Millions are set to lose Internet access. Congress must act



Last month, 23 million American households had a difficult choice to make. Do they keep their internet access, or do they forgo having this utility because of rising costs?

This is because the Affordable Connectivity Program (ACP), the signature broadband access initiative from the Biden administration, has run out of money. Passed under the Bipartisan Infrastructure Law in 2021, qualifying low-income households received a monthly $30 to $75 subsidy to cover internet service.

Unless Congress acts and appropriates more funding, millions are losing their connection to work, education and other essential daily functions. This includes more than 2.9 million California households who have benefited from the ACP.

Closing the digital divide has long plagued policymakers who have strived to connect more Americans to this vital service. Despite a record number of Californians having access to the internet, for example, approximately 6% of Black, Latino and low-income households continue to lack internet.

With the ACP now expired, families across the nation will undoubtedly sacrifice internet service due to a significant bump in their monthly household expenses.

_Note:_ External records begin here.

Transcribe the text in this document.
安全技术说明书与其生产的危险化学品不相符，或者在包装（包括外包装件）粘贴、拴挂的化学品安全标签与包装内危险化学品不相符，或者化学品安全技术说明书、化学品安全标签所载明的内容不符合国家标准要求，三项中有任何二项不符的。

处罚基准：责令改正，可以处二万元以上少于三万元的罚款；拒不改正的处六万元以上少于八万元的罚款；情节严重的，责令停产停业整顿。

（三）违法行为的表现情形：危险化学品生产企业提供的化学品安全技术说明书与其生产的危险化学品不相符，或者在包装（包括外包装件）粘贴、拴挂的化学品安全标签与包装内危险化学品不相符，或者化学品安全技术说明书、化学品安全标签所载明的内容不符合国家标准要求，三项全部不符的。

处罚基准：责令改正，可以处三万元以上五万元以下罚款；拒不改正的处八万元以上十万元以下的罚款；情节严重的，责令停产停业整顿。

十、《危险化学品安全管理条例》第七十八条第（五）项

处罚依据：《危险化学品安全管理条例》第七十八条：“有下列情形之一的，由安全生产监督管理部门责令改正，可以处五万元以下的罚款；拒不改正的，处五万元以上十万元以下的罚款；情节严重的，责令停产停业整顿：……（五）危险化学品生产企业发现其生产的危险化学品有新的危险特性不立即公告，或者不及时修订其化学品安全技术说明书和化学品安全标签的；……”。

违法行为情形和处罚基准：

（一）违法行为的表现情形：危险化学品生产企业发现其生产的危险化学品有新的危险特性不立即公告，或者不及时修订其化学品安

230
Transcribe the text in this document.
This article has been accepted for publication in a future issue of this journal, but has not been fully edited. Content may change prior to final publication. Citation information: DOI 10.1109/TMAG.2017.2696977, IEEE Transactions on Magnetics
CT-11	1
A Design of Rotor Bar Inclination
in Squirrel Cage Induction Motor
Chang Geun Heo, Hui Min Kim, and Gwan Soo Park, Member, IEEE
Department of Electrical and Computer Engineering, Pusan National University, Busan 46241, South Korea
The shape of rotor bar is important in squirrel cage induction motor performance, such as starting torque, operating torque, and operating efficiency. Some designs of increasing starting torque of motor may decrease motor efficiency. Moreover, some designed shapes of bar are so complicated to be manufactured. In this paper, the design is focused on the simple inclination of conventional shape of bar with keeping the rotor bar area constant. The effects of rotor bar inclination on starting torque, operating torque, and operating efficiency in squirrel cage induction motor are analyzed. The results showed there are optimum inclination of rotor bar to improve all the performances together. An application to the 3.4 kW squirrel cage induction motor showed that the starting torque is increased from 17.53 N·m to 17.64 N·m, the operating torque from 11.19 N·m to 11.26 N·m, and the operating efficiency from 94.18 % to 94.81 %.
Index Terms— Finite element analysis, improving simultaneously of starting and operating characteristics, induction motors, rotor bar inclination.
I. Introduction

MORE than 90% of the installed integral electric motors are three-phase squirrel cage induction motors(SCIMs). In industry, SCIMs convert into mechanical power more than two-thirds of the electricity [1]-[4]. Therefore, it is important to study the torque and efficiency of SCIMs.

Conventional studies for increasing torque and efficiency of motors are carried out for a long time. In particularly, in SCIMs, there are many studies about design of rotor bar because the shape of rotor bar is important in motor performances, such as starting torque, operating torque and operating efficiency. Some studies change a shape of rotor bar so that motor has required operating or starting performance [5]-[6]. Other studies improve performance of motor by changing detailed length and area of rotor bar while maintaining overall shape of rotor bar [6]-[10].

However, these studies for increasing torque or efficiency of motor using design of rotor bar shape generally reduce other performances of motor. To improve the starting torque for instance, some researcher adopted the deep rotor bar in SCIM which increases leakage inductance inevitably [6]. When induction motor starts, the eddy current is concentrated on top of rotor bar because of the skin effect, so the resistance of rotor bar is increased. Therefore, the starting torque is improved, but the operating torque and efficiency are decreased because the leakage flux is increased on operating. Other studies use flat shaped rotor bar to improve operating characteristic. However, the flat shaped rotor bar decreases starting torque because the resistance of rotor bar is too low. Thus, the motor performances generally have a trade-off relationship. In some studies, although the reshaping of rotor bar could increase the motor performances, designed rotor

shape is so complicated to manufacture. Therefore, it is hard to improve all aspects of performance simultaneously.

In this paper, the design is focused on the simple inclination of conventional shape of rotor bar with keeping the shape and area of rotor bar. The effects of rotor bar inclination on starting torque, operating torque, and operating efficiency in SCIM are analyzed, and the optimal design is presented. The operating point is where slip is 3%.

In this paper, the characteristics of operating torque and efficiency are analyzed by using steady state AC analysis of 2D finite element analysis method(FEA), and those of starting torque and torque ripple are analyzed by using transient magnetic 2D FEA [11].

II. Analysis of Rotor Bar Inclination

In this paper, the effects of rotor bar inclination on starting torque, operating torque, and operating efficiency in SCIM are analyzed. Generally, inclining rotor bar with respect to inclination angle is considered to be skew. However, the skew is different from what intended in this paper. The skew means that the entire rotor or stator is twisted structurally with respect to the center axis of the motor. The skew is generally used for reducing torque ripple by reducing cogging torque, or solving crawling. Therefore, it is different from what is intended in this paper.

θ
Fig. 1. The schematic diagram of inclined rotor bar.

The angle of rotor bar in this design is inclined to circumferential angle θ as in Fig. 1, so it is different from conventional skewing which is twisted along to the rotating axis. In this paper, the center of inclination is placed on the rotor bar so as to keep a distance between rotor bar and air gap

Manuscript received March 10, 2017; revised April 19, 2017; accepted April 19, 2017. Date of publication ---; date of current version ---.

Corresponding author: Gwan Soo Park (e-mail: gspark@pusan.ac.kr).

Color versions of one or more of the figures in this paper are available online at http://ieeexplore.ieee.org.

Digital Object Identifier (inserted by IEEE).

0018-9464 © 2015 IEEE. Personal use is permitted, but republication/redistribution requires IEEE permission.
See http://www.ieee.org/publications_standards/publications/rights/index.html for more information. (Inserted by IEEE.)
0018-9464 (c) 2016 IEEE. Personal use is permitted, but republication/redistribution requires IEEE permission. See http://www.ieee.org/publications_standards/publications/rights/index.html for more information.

Over 75% of ACP users reported that losing this benefit would either motivate them to change internet plans or drop service entirely.

According to a survey by the Benson Strategy Group, the people who stand to lose the most from this lapsed benefit are military families, seniors and those who live in rural communities.

This should concern us all because losing internet access is not merely a problem for any specific individual, household or demographic group. It will have ripple effects across our nation that all of us must appreciate and acknowledge.

In an analysis by the Chamber of Progress, the expiration of the ACP will have a significant impact on our economy. When more employment opportunities have become reliant on having access to the internet, losing this benefit will disrupt work opportunities or prevent access to them altogether. The potential for lost wages, as a result, stands at $10 billion annually.

In our health system, internet service has become the key in scheduling appointments, refilling prescriptions and seeking preventative care. Programs such as the ACP have facilitated greater access to health, resulting in an annual $300 in savings for individuals using telehealth services. Without continued internet access, we place our country’s health at risk.

Fortunately, there are tangible solutions on the table to address this problem. U.S. Sens. Alex Padilla and LaPhonza Butler recently co-sponsored the Affordable Connectivity Program Extension Act that would provide an additional $7 billion to keep the program running.